In January 2014, my wife and I traveled to Aurora, Colo., for a medical procedure. We’d arranged to rent a compact care, but upon our arrival, the lady at the rental counter explained the Denver area was expecting a massive snowfall that night. As a result, she could only rent us an all- or four-wheel-drive vehicle. That reduced our choices to a rather unattractive Subaru, a Jeep Compass or a Jeep Wrangler Unlimited.
Needless to say, we chose the Wrangler.
For the next week, I drove that JKU around the Aurora-Denver area, contrasting it with Smokey and generally gaining a much more favorable view toward the four-door Jeeps, which, until then, I’d derided as being something less than true Jeeps.
Sizing it up
Our rental was a 2012 Jeep Wrangler Unlimited Sahara in Bright Silver Metallic with about 32,000 miles under its belt. It had Chrysler’s 3.6-liter Pentastar V-6 power plant, a five-speed automatic transmission and 3.21 gearing. The 18-inch wheels were nice enough, though I preferred Smokey’s Moab wheels to anything else that came on a factory Jeep at that time.

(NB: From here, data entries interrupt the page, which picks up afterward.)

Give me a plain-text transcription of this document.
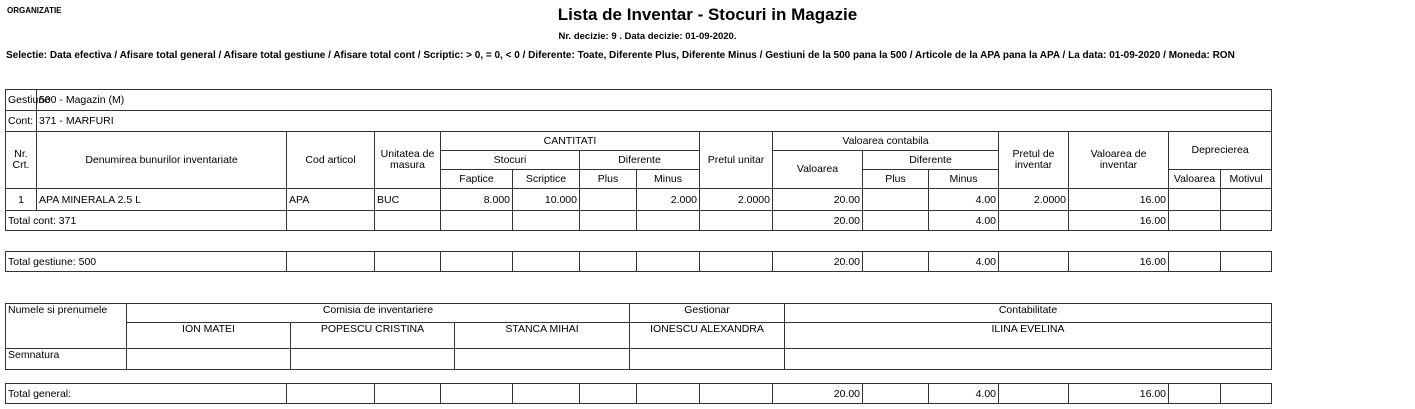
ORGANIZATIE	Lista de Inventar - Stocuri in Magazie
Nr. decizie: 9 . Data decizie: 01-09-2020.
Selectie: Data efectiva / Afisare total general / Afisare total gestiune / Afisare total cont / Scriptic: > 0, = 0, < 0 / Diferente: Toate, Diferente Plus, Diferente Minus / Gestiuni de la 500 pana la 500 / Articole de la APA pana la APA / La data: 01-09-2020 / Moneda: RON
Gestiune	500 - Magazin (M)														
Cont:	371 - MARFURI														
Nr. Crt.	Denumirea bunurilor inventariate	Cod articol	Unitatea de masura	CANTITATI				Pretul unitar	Valoarea contabila			Pretul de inventar	Valoarea de inventar	Deprecierea	
				Stocuri		Diferente			Valoarea	Diferente					
				Faptice	Scriptice	Plus	Minus			Plus	Minus			Valoarea	Motivul
1	APA MINERALA 2.5 L	APA	BUC	8.000	10.000		2.000	2.0000	20.00		4.00	2.0000	16.00		
Total cont: 371									20.00		4.00		16.00		

Total gestiune: 500									20.00		4.00		16.00		
Numele si prenumele	Comisia de inventariere			Gestionar	Contabilitate
	ION MATEI	POPESCU CRISTINA	STANCA MIHAI	IONESCU ALEXANDRA	ILINA EVELINA
Semnatura					
Total general:								20.00		4.00		16.00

It was neat to see the little “Easter eggs” Jeep’s designers included in the vehicle. It’s these kinds of quirky touches that appeal to die-hard fans of any vehicle model.
I’d read the JK’s new-for-2011 interior was more comfortable than my 2009’s, and while I easily prefer the more spartan look of the older interiors, I must admit the seats provided far more comfort and lumbar support than Smokey does.
Opening the tailgate to put away our luggage, drew an immediate guffaw from both of us. Even with the back seats fully upright, the cargo space dwarfed our own Jeep’s like Gulliver standing over his Lilliputian hosts. I can see why the four-doors are so popular with overlanders.
A quick glance in the back seat, too, garnered a “wow” or two. There’s actual, usable leg room back there. In a Jeep, no less!
Inside the cabin, I had only one real complaint — the turn-signal chime. I don’t know if something was broken in our rental, or if Jeep changed the sound from my 2009, but the high-pitched, repeating twang sounded like a spring breaking, over and over again. Before long, I couldn’t bear to use my signals unless absolutely necessary for safety.
Pulling out of the rental lot and up onto the adjacent Peña Boulevard toward Aurora, two things immediately struck us. First, hardtop JKs are quiet, compared to their soft-topped brethren. Real quiet. Not three minutes into the drive, my wife, Jennifer, turned to me with a smile and said, “Cary, do you realize we’re not having to yell to talk over the wind noise?”
Like I said, it was quiet.
The second takeaway was how much more grunt the 3.6-liter had than the Jeep we left at home. Getting up to speed on a highway incline? No problem. Passing cars and trucks like we belonged on the highway? Absolutely. In fact, if I had any complaint with the 3.6, it was that the motor sounded like it was having a coronary. Though the Pentastar easily handled everything I threw at it, the high-pitched grunt from the engine bay tried to convince me otherwise.
Needless to say, I didn’t get to take our rental off-road (not that I’d have done so in someone else’s Jeep, anyway), but on wet, dry and snow-and-ice-covered pavement, it performed flawlessly.
Before we’d even reached our hotel, Jennifer already was talking about replacing her Saturn SUV with a JKU when the time comes. I had absolutely no problems with the notion.
That first night, and into the next morning, nearly a foot of snow fell on Aurora. Like my own Jeep, that JKU had no trouble handling slick snow-covered and icy roadways. Unfortunately, I had to return the keys. It was just as well, though, as I don’t know how I’d have fit a JKU on a jetliner, anyway.
My nearly week-long experience driving a four-door Jeep made a believer out of me. I can’t say I’d have an Unlimited Wrangler as my only Jeep, but I’d happily add it to my garage.
I wonder if Jennifer would drive one with four inches of lift and 37s?